BP Profit Meets Expectations, Suspends Share Buybacks Amid Oil Price Dip

by Chief Editor

BP’s Buyback Pause Signals Shifting Tides in Big Oil

British energy giant BP has suspended its share buyback program, a move signaling increasing pressure on oil companies amid falling crude prices. The decision, announced Tuesday, February 10, 2026, reflects a broader trend within the industry as firms prioritize bolstering their balance sheets.

The Impact of Lower Crude Prices

BP’s full-year 2025 net profit reached $7.49 billion, falling short of analyst expectations of $7.58 billion and down from nearly $9 billion in 2024. This decline is directly linked to lower crude prices, which have impacted the earnings of major players in the oil and gas sector. The company reported an underlying replacement cost profit of $1.54 billion for the final three months of 2025, matching expectations.

This isn’t an isolated incident. Industry rivals Equinor and Shell both reported weaker quarterly earnings last week, likewise citing lower crude prices as a key factor. Equinor announced a reduction in share buybacks to $1.5 billion for the year, while Shell maintained its buybacks at $3.5 billion.

Did you know? Oil prices experienced their biggest annual loss since the Covid-19 pandemic in 2025.

Strategic Shift: Strengthening Balance Sheets

BP’s decision to suspend buybacks and allocate excess cash to strengthening its balance sheet indicates a strategic shift. The firm’s previous buyback was $750 million, announced in November. Carol Howle, BP interim CEO, stated that 2025 was a year of “strong underlying financial results” but acknowledged “there is more work to be done.”

This focus on financial stability comes as the energy sector navigates a complex landscape. Lower oil prices, coupled with the ongoing energy transition, are forcing companies to reassess their priorities and ensure they have the financial resources to invest in future growth.
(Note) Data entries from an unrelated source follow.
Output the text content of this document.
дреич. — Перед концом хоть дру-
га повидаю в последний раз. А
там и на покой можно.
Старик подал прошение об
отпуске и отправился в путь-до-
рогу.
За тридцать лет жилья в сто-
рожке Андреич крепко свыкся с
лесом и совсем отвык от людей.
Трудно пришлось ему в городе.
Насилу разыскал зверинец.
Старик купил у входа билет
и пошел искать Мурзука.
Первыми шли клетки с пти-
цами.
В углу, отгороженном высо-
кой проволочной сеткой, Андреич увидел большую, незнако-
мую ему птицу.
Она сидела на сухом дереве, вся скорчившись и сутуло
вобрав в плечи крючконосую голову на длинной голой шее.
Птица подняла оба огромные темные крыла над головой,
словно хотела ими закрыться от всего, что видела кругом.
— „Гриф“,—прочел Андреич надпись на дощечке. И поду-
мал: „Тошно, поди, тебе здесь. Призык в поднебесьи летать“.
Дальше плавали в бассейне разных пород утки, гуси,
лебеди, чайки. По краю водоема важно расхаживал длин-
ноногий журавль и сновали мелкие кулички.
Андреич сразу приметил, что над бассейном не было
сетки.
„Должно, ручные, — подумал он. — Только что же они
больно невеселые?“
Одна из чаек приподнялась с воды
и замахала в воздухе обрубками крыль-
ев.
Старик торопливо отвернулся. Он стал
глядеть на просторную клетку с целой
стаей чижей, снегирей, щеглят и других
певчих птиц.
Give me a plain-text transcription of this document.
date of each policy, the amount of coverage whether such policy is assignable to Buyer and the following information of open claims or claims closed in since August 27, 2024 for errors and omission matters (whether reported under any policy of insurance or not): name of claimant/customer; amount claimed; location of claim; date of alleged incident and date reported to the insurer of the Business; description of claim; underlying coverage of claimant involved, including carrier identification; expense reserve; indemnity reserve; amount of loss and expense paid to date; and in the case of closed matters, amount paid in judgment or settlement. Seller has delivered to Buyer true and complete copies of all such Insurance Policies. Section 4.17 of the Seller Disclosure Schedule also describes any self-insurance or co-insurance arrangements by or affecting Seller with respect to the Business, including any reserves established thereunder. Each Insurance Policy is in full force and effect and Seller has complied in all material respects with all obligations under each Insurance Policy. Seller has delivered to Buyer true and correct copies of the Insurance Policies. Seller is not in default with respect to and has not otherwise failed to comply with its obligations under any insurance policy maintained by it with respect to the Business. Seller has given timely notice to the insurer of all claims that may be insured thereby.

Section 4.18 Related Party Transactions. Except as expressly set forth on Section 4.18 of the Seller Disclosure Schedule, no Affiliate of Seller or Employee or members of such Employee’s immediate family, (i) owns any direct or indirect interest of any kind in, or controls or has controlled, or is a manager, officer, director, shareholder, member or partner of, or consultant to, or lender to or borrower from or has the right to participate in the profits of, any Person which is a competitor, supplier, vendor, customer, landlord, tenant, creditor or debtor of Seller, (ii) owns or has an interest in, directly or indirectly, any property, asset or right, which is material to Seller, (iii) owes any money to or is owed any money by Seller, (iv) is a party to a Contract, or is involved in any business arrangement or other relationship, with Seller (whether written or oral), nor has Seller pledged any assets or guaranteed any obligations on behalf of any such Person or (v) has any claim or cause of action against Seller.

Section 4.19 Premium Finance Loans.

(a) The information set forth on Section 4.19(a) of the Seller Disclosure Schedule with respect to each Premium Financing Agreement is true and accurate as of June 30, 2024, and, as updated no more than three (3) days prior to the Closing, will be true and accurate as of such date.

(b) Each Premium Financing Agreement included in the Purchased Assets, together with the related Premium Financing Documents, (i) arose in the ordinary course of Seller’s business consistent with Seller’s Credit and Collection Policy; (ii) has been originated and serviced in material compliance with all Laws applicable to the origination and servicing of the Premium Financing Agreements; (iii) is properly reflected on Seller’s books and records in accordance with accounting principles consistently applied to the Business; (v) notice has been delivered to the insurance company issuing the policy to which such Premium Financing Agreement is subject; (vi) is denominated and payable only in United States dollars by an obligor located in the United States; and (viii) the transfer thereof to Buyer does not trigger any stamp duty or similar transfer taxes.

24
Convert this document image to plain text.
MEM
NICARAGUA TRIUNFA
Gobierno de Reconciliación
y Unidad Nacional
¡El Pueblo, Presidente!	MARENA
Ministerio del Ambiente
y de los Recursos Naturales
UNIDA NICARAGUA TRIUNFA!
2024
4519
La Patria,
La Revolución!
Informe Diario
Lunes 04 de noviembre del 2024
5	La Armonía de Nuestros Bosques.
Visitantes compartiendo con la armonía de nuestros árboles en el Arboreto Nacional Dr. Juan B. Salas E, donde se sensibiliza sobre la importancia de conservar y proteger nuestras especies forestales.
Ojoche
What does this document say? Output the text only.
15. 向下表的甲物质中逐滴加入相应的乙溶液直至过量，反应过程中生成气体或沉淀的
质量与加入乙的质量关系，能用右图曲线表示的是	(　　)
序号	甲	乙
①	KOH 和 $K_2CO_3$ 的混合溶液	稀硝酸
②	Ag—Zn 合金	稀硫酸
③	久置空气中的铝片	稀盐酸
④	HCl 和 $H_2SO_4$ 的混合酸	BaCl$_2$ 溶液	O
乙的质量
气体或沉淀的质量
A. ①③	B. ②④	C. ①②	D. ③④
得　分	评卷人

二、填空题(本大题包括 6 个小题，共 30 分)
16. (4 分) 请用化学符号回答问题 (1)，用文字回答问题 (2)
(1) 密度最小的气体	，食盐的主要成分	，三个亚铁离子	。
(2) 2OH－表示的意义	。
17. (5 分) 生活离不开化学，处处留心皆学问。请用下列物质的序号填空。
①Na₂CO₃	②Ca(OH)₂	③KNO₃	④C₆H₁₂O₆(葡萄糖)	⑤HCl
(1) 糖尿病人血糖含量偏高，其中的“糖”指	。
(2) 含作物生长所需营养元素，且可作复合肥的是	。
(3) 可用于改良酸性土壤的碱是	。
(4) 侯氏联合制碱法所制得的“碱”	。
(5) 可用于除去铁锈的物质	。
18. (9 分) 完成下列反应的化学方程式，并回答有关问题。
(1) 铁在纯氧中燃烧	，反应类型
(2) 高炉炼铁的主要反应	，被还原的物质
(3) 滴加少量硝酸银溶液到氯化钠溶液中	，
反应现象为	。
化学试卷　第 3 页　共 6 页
Leadership Transition at BP

The change in strategy coincides with a leadership transition. Meg O’Neill, currently the boss of Woodside Energy, is scheduled to seize over as BP’s CEO on April 1, following Murray Auchincloss’s departure late last year.

Financial Highlights from BP’s 2025 Results

  • Fourth-quarter net debt: $22.18 billion (down from around $23 billion the previous year).
  • Operating cash flow: $7.6 billion (up from $7.43 billion a year ago).
  • 2026 capital expenditure budget: $13 billion to $13.5 billion.

The Broader Implications for the Energy Sector

BP’s move is a bellwether for the industry. It suggests that shareholder returns may take a backseat to financial prudence as oil companies grapple with volatile commodity prices and the long-term challenges of the energy transition. The pressure on Big Oil to maintain shareholder returns is increasing, but the current market conditions are forcing companies to prioritize long-term sustainability.

Frequently Asked Questions

Q: What is a share buyback?
A: A share buyback is when a company uses its profits to repurchase its own shares from the market, reducing the number of shares outstanding and potentially increasing the value of remaining shares.

Q: What is ‘underlying replacement cost profit’?
A: It’s a key metric used by BP as a proxy for net profit, reflecting the cost of replacing assets at current prices.

Q: Why are oil companies facing pressure?
A: Lower crude prices, oversupply concerns, and the shift towards renewable energy sources are all contributing to pressure on the oil and gas sector.

Pro Tip: Keep an eye on capital expenditure budgets. These reveal where energy companies are focusing their investments – whether in traditional oil and gas or in renewable energy projects.

Explore more insights into the energy sector on CNBC.